3D flows reconstruction from image data

Participants : Kai Berger, Cédric Herzet, Abed Malti.

Our work focuses on the design of new tools for the estimation of 3D turbulent flow motion in the experimental setup of Tomo-PIV. This task includes both the study of physically-sound models on the observations and the fluid motion, and the design of low-complexity and accurate estimation algorithms.

This year, we keep on our investigation on the problem of efficient volume reconstruction. Our work takes place within the context of some modern optimization techniques. First, we focussed our attention on the family of proximal and splitting methods and showed that the standard techniques commonly adopted in the TomoPIV literature can be seen as particular cases of such methodologies. Recasting standard methodologies in a more general framework allowed us to propose extensions of the latter: i) we showed that the parcimony characterizing the sought volume can be accounted for without increasing the complexity of the algorithms (e.g., by including simple thresholding operations); ii) we emphasized that the speed of convergence of the standard reconstruction algorithms can be improved by using Nesterov’s acceleration schemes; iii) we also proposed a totally novel way of reconstructing the volume by using the so-called “alternating direction of multipliers method" (ADMM) . This work has led to the publication of two contributions at the international conference on particle image velocimetry (PIV) in 2015.

On top of this work, we also focussed on another crucial step of the volume reconstruction problem, namely the pruning of the model. The pruning task consists in identifying some positions in the volume of interest which cannot contains any particle. Removing this position from the problem can then potentially allow for a dramatic dimensionality reduction. This year, we provide a methodological answer to this problem through the prism of the so-called "screening" techniques which have been proposed in the community of machine learning. Our work has led to the submission of one contribution to the international conference on acoustics, speech and signal processing.

Sparse-representation algorithms

Participant : Cédric Herzet.

The paradigm of sparse representations is a rather new concept which turns out to be central in many domains of signal processing. In particular, in the field of fluid motion estimation, sparse representation appears to be potentially useful at several levels: i) it provides a relevant model for the characterization of the velocity field in some scenarios; ii) it plays a crucial role in the recovery of volumes of particles in the 3D Tomo-PIV problem.

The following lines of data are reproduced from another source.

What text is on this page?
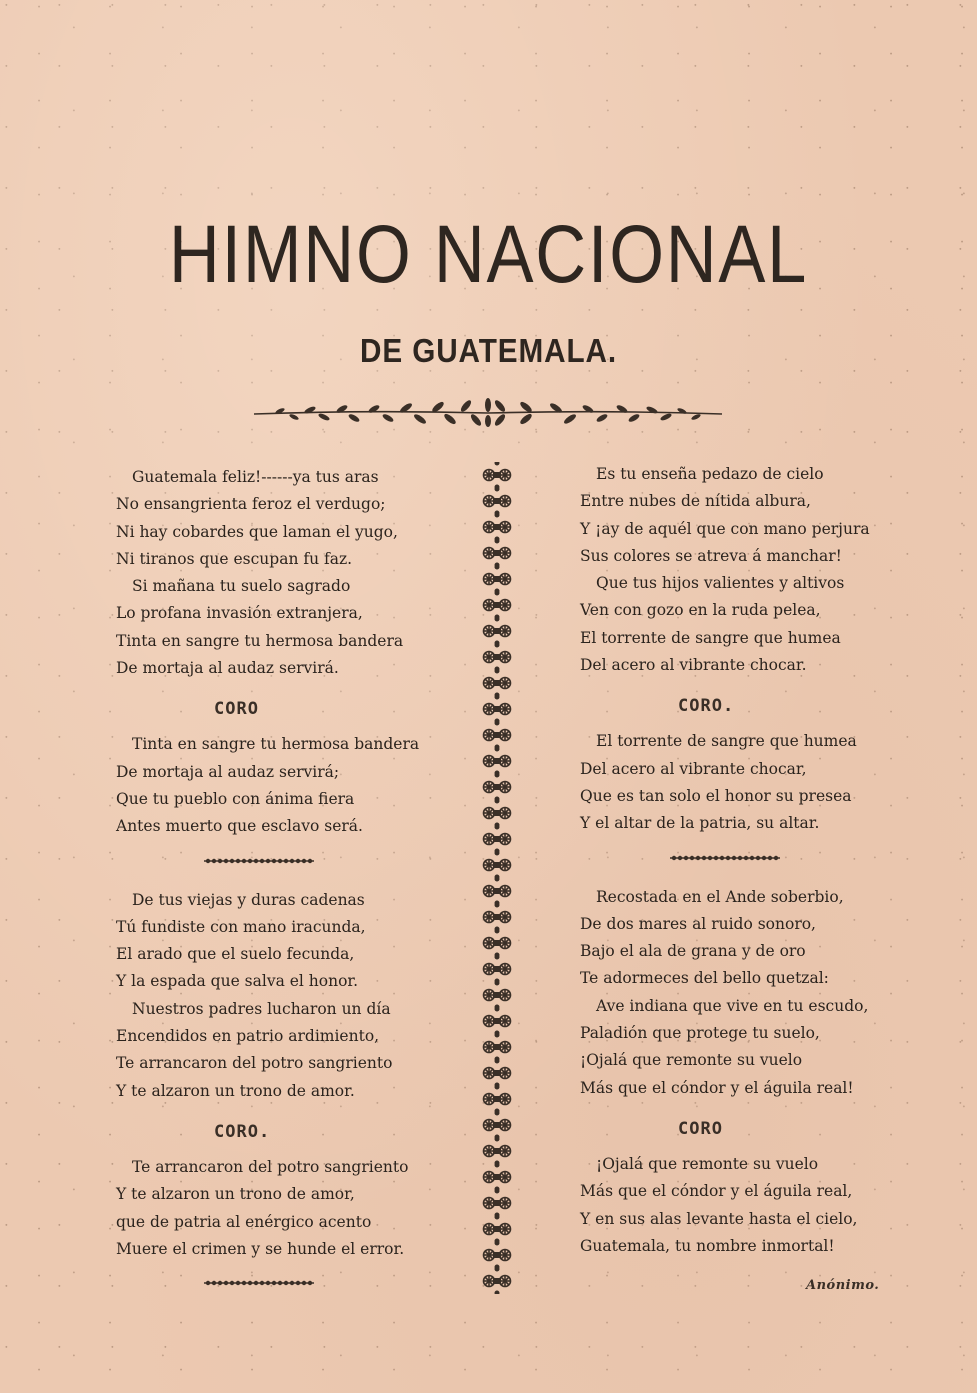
HIMNO NACIONAL
DE GUATEMALA.
Guatemala feliz!------ya tus aras
No ensangrienta feroz el verdugo;
Ni hay cobardes que laman el yugo,
Ni tiranos que escupan fu faz.
Si mañana tu suelo sagrado
Lo profana invasión extranjera,
Tinta en sangre tu hermosa bandera
De mortaja al audaz servirá.
CORO
Tinta en sangre tu hermosa bandera
De mortaja al audaz servirá;
Que tu pueblo con ánima fiera
Antes muerto que esclavo será.
De tus viejas y duras cadenas
Tú fundiste con mano iracunda,
El arado que el suelo fecunda,
Y la espada que salva el honor.
Nuestros padres lucharon un día
Encendidos en patrio ardimiento,
Te arrancaron del potro sangriento
Y te alzaron un trono de amor.
CORO.
Te arrancaron del potro sangriento
Y te alzaron un trono de amor,
que de patria al enérgico acento
Muere el crimen y se hunde el error.
Es tu enseña pedazo de cielo
Entre nubes de nítida albura,
Y ¡ay de aquél que con mano perjura
Sus colores se atreva á manchar!
Que tus hijos valientes y altivos
Ven con gozo en la ruda pelea,
El torrente de sangre que humea
Del acero al vibrante chocar.
CORO.
El torrente de sangre que humea
Del acero al vibrante chocar,
Que es tan solo el honor su presea
Y el altar de la patria, su altar.
Recostada en el Ande soberbio,
De dos mares al ruido sonoro,
Bajo el ala de grana y de oro
Te adormeces del bello quetzal:
Ave indiana que vive en tu escudo,
Paladión que protege tu suelo,
¡Ojalá que remonte su vuelo
Más que el cóndor y el águila real!
CORO
¡Ojalá que remonte su vuelo
Más que el cóndor y el águila real,
Y en sus alas levante hasta el cielo,
Guatemala, tu nombre inmortal!
Anónimo.
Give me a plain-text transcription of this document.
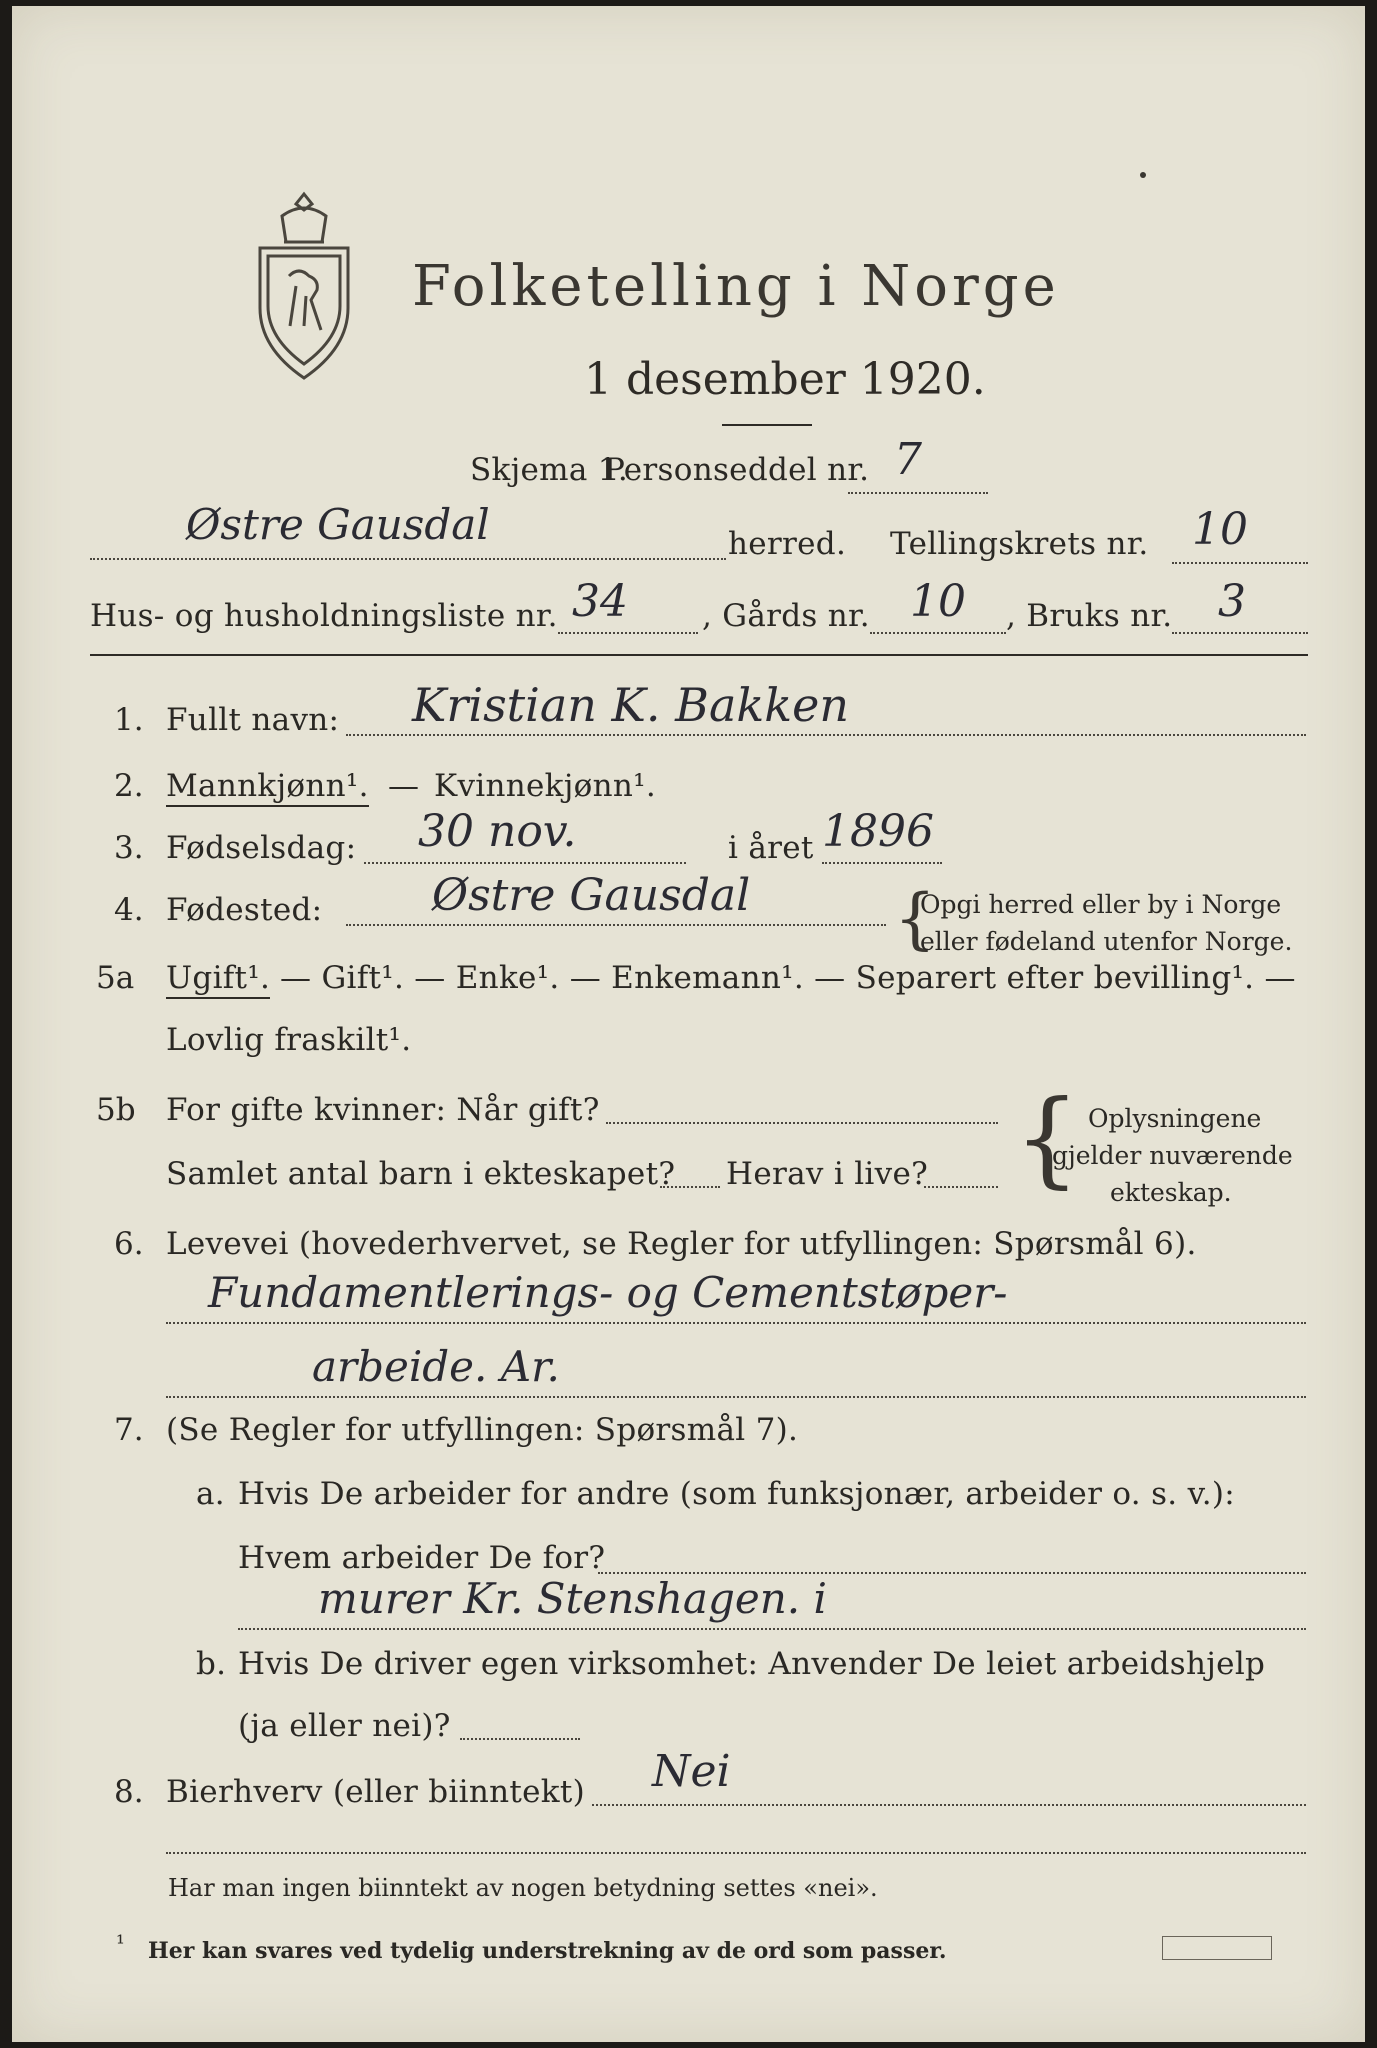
Folketelling i Norge
1 desember 1920.
Skjema 1.
Personseddel nr. 7
Østre Gausdal	herred. Tellingskrets nr. 10
Hus- og husholdningsliste nr. 34 , Gårds nr. 10 , Bruks nr. 3
1. Fullt navn: Kristian K. Bakken
2. Mannkjønn¹. — Kvinnekjønn¹.
3. Fødselsdag: 30 nov.	i året 1896
4. Fødested: Østre Gausdal {
Opgi herred eller by i Norge
eller fødeland utenfor Norge.
5a Ugift¹. — Gift¹. — Enke¹. — Enkemann¹. — Separert efter bevilling¹. —
Lovlig fraskilt¹.
5b For gifte kvinner: Når gift?
Samlet antal barn i ekteskapet? Herav i live? { Oplysningene
gjelder nuværende
ekteskap.
6. Levevei (hovederhvervet, se Regler for utfyllingen: Spørsmål 6).
Fundamentlerings- og Cementstøper-
arbeide. Ar.
7. (Se Regler for utfyllingen: Spørsmål 7).
a. Hvis De arbeider for andre (som funksjonær, arbeider o. s. v.):
Hvem arbeider De for?
murer Kr. Stenshagen. i
b. Hvis De driver egen virksomhet: Anvender De leiet arbeidshjelp
(ja eller nei)?
8. Bierhverv (eller biinntekt) Nei
Har man ingen biinntekt av nogen betydning settes «nei».
¹ Her kan svares ved tydelig understrekning av de ord som passer.
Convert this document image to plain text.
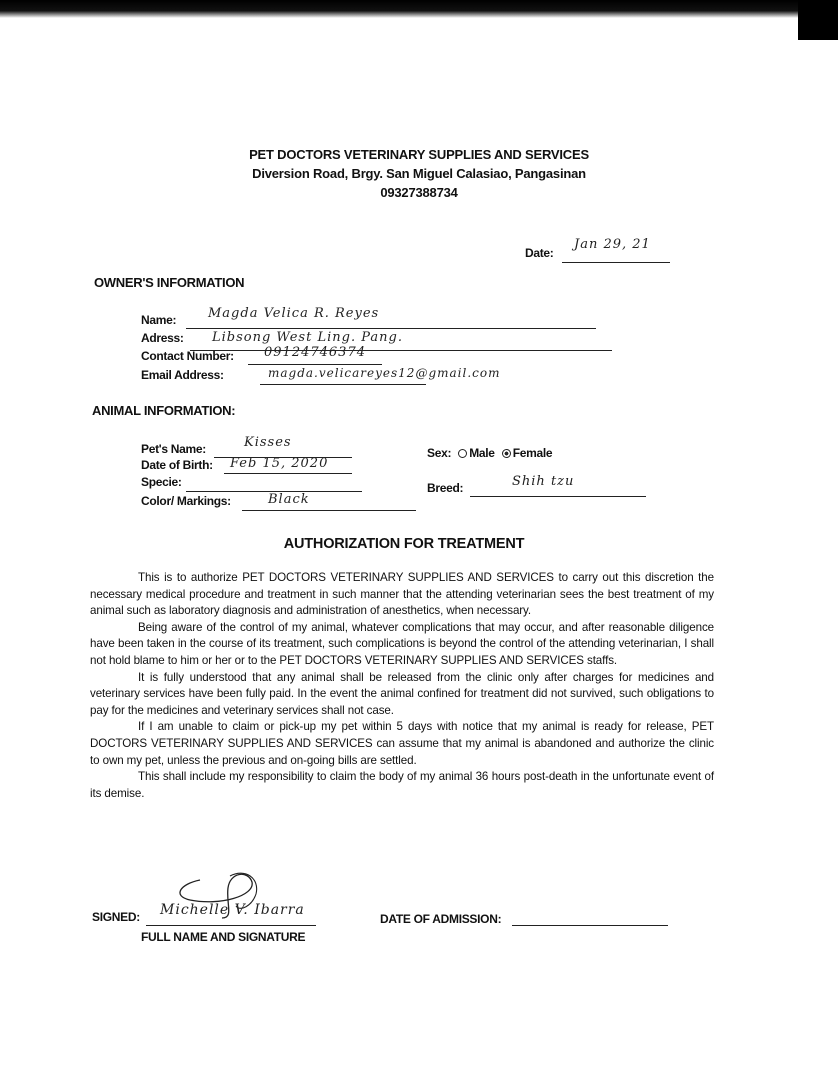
PET DOCTORS VETERINARY SUPPLIES AND SERVICES
Diversion Road, Brgy. San Miguel Calasiao, Pangasinan
09327388734
Date:
Jan 29, 21
OWNER'S INFORMATION
Name: Magda Velica R. Reyes
Adress: Libsong West Ling. Pang.
Contact Number: 09124746374
Email Address:	magda.velicareyes12@gmail.com
ANIMAL INFORMATION:
Pet's Name:	Kisses
Date of Birth: Feb 15, 2020
Specie:
Color/ Markings:	Black
Sex: Male Female
Breed:	Shih tzu
AUTHORIZATION FOR TREATMENT

This is to authorize PET DOCTORS VETERINARY SUPPLIES AND SERVICES to carry out this discretion the necessary medical procedure and treatment in such manner that the attending veterinarian sees the best treatment of my animal such as laboratory diagnosis and administration of anesthetics, when necessary.

Being aware of the control of my animal, whatever complications that may occur, and after reasonable diligence have been taken in the course of its treatment, such complications is beyond the control of the attending veterinarian, I shall not hold blame to him or her or to the PET DOCTORS VETERINARY SUPPLIES AND SERVICES staffs.

It is fully understood that any animal shall be released from the clinic only after charges for medicines and veterinary services have been fully paid. In the event the animal confined for treatment did not survived, such obligations to pay for the medicines and veterinary services shall not case.

If I am unable to claim or pick-up my pet within 5 days with notice that my animal is ready for release, PET DOCTORS VETERINARY SUPPLIES AND SERVICES can assume that my animal is abandoned and authorize the clinic to own my pet, unless the previous and on-going bills are settled.

This shall include my responsibility to claim the body of my animal 36 hours post-death in the unfortunate event of its demise.

SIGNED: Michelle V. Ibarra
FULL NAME AND SIGNATURE
DATE OF ADMISSION:
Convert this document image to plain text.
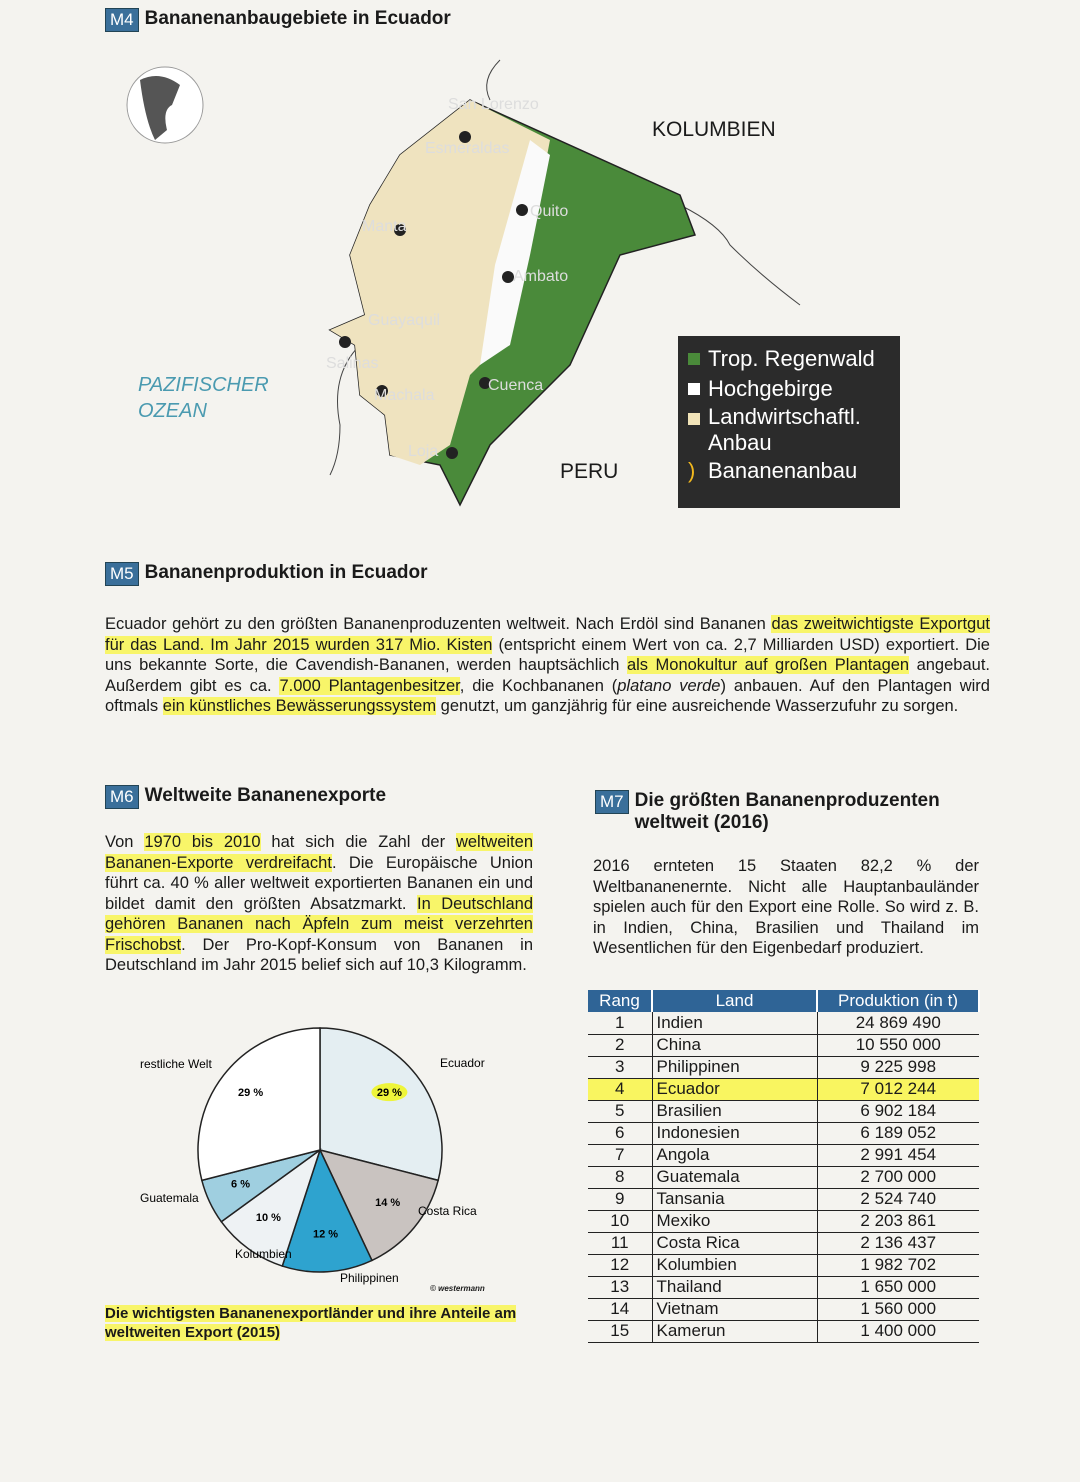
M4 Bananenanbaugebiete in Ecuador
San Lorenzo
Esmeraldas
Manta
Quito
Ambato
Guayaquil
Salinas
Cuenca
Machala
Loja
KOLUMBIEN
PERU
PAZIFISCHER OZEAN
Trop. Regenwald
Hochgebirge
Landwirtschaftl. Anbau
) Bananenanbau
M5 Bananenproduktion in Ecuador
Ecuador gehört zu den größten Bananenproduzenten weltweit. Nach Erdöl sind Bananen das zweitwichtigste Exportgut für das Land. Im Jahr 2015 wurden 317 Mio. Kisten (entspricht einem Wert von ca. 2,7 Milliarden USD) exportiert. Die uns bekannte Sorte, die Cavendish-Bananen, werden hauptsächlich als Monokultur auf großen Plantagen angebaut. Außerdem gibt es ca. 7.000 Plantagenbesitzer, die Kochbananen (platano verde) anbauen. Auf den Plantagen wird oftmals ein künstliches Bewässerungssystem genutzt, um ganzjährig für eine ausreichende Wasserzufuhr zu sorgen.
M6 Weltweite Bananenexporte
Von 1970 bis 2010 hat sich die Zahl der weltweiten Bananen-Exporte verdreifacht. Die Europäische Union führt ca. 40 % aller weltweit exportierten Bananen ein und bildet damit den größten Absatzmarkt. In Deutschland gehören Bananen nach Äpfeln zum meist verzehrten Frischobst. Der Pro-Kopf-Konsum von Bananen in Deutschland im Jahr 2015 belief sich auf 10,3 Kilogramm.
29 %
Ecuador
14 %
Costa Rica
12 %
Philippinen
10 %
Kolumbien
6 %
Guatemala
29 %
restliche Welt
© westermann
Die wichtigsten Bananenexportländer und ihre Anteile am weltweiten Export (2015)
M7 Die größten Bananenproduzenten weltweit (2016)
2016 ernteten 15 Staaten 82,2 % der Weltbananenernte. Nicht alle Hauptanbauländer spielen auch für den Export eine Rolle. So wird z. B. in Indien, China, Brasilien und Thailand im Wesentlichen für den Eigenbedarf produziert.
Rang	Land	Produktion (in t)
1	Indien	24 869 490
2	China	10 550 000
3	Philippinen	9 225 998
4	Ecuador	7 012 244
5	Brasilien	6 902 184
6	Indonesien	6 189 052
7	Angola	2 991 454
8	Guatemala	2 700 000
9	Tansania	2 524 740
10	Mexiko	2 203 861
11	Costa Rica	2 136 437
12	Kolumbien	1 982 702
13	Thailand	1 650 000
14	Vietnam	1 560 000
15	Kamerun	1 400 000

Unfortunately, the standard sparse representation problem is known to be NP hard. Therefore, heuristic procedures have to be devised to access to the solution of this problem. Among the popular methods available in the literature, one can mention orthogonal matching pursuit (OMP), orthogonal least squares (OLS) and the family of procedures based on the minimization of p norms. In order to assess and improve the performance of these algorithms, theoretical works have been undertaken in order to understand under which conditions these procedures can succeed in recovering the "true" sparse vector.

This year, we contributed to this research axis by deriving conditions of success for the algorithms mentioned above when the amplitudes of the nonzero coefficients in the sparse vector obey some decay. In a TomoPIV context, this decay corresponds to the fact that not all the particles in the fluid diffuse the same quantity of light (notably because of illumination or radius variation). In particular, we show that the standard coherence-based guarantees for OMP/OLS can be relaxed by an amount which depends on the decay of the nonzero coefficients. Our work have led to the acceptation of a paper in the journal IEEE Transactions on Information Theory.